Weak Ergodicity Breaking in Non-Hermitian Many-body Systems

1. We have distinguished scarring/excited-state and ground-state properties in the revised manuscript. For instance, we have deleted the words “non-Hermitian QMBS” in Fig. 1, completely disconnecting the ground-state diagram from the properties of excited states.
2. We have replaced the statistics of energy level spacing at h=-0.3, γ=0.5 with that at h=0, γ=0.1 in Fig. 5a to better compare with Fig. 4a with h=0, γ=0.1.
3. We have improved the presentation in our manuscript to further clarify the definition of the “ground state” in section 3.1, “overlaps” in sections 3.2, 3.3 and the caption of Fig. 4, “bi-orthogonality” in section 2, "exceptional points" in section 1 and 3.1, different types of entanglement entropy in section 3.3.

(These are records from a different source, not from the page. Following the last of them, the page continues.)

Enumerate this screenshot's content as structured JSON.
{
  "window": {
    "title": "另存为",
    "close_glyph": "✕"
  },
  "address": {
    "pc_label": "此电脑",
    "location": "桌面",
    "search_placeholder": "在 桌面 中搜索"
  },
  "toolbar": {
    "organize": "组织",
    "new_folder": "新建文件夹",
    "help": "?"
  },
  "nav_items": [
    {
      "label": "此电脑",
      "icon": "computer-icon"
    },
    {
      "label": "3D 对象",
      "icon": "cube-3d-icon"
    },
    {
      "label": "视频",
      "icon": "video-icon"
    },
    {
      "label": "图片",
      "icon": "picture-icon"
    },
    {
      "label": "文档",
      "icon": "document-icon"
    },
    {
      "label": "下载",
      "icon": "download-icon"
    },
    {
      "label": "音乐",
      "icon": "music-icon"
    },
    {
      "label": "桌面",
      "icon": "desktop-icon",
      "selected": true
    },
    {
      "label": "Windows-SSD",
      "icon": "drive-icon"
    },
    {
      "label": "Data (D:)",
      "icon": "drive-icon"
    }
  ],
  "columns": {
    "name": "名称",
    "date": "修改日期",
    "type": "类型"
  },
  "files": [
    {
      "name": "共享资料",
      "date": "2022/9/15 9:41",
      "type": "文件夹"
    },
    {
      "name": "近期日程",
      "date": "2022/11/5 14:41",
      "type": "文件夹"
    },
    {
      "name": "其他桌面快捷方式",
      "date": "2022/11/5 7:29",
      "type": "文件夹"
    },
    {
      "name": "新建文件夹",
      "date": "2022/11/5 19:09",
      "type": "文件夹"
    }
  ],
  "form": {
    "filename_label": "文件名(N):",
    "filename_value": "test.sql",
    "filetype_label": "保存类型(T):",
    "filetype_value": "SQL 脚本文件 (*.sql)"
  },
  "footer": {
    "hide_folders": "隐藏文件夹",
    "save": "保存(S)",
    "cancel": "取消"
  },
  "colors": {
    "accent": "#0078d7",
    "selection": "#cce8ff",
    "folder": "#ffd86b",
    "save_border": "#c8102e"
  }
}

4. In section 3.1, we have clarified the definitions of "critical exponents" and "central charge" and compared them with the Hermitian counterparts with the conclusion that the central charge is in very good agreement with an Ising universality class at the phase transition. As for "susceptibility", in section 3.1 of the revised manuscript, we have clarified more on its definition and highlighted that the negative divergence of the fidelity susceptibility in our model implies exceptional points, which are impossible to exist in any of the standard Hermitian systems.
5. In the section “introduction” of the revised manuscript, we have modified the sentence regarding the weak ergodicity breaking in non-Hermitian systems.
6. We have commented on the jump operators we constructed in relation to experimental realizations in Section 3.5, and emphasized experimentally realizable Lindblad operators in the section “Summary and Discussion”.
7. We have highlighted the research direction on the eigenmodes of the Liouvillian with purely imaginary eigenvalues from the perspective of the non-Hermitian QMBS.